Há duas situações principais em que se deve considerar sondar o paciente: quando existem sintomas de retenção urinária ou quando não ocorre diurese espontânea após a retirada de uma sonda vesical. Em ambas as situações, o documento recomenda a ultrassonografia para estimar o volume vesical. Se a estimativa de volume for de pelo menos 300 ml em pacientes sintomáticos ou 500 ml em assintomáticos sem diurese há mais de 4 horas, deve-se realizar a cateterização vesical. Pode ser utilizada a sondagem vesical de alívio ou a sondagem vesical de demora.
Se não houver ultrassonografia no serviço, o documento não define recomendações sobre como proceder ou qual sondagem utilizar para pesquisa de retenção urinária.
Quais pacientes têm risco de uma cateterização difícil?
Os fatores de risco para sondagem difícil podem ser divididos em dois tipos: aqueles em que a sondagem pode ser tentada por uma enfermeira experiente e aqueles que necessitam de avaliação de um urologista antes da tentativa.
Segundo os autores, os fatores que indicam cateterização difícil, mas que não necessitam de avaliação de um urologista antes da tentativa são:
- Histórico de inserção difícil de cateter.
- Sexo masculino com mais de 55 anos, com próstata aumentada ou com histórico de câncer de próstata.
- Histórico de prolapso do assoalho pélvico ou cirurgia de suporte da bexiga.
Esses pacientes devem ser submetidos à sondagem vesical por uma enfermeira com experiência em passagens difíceis. Deve-se perguntar ao paciente o que funcionou na última vez, como tamanho e tipo de sonda.
Os pacientes que necessitam de avaliação do urologista antes de tentar a sondagem são os seguintes:
- Cirurgia ou trauma recente na bexiga, uretra ou próstata, ou prostatite.
- Histórico de estenose uretral, falso trajeto ou neobexiga.
- Histórico de cirurgia reconstrutiva do trato geniturinário.
- Esfíncter urinário artificial.
Como decidir entre uma sonda vesical de alívio ou de demora?

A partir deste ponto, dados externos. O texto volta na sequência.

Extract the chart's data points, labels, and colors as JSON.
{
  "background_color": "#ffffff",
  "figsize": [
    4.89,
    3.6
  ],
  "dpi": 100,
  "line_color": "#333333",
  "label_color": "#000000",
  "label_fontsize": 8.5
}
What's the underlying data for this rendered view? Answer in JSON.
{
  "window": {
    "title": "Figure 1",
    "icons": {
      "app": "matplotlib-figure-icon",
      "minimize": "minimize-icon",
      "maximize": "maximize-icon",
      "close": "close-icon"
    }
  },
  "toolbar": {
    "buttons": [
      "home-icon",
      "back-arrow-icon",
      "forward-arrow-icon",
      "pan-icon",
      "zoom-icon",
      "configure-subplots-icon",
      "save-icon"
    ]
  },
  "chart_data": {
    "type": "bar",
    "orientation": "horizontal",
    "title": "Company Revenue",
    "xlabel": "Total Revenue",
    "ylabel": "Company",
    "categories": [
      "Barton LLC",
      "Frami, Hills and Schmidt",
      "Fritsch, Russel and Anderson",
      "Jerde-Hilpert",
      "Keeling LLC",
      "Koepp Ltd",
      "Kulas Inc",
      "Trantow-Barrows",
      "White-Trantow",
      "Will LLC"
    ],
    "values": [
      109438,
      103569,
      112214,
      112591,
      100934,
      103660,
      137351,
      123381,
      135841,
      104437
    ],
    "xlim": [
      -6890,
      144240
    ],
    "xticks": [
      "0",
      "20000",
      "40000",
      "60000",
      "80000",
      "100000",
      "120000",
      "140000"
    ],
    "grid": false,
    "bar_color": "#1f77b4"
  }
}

O documento traz que a maioria dos médicos perguntados prefere iniciar com a sonda vesical de alívio primeiro. A troca da sonda de alívio por uma de demora pode ser realizada nos seguintes casos:
- Pedido do paciente, como em pacientes que vão de alta com sonda e não conseguem fazer o cateterismo de alívio em casa.
- Pacientes que estão necessitando de sondagem em intervalos menores que 4 horas.
- Pacientes com grandes volumes de repetição, como diurese maior que 500 ml a cada 4 horas.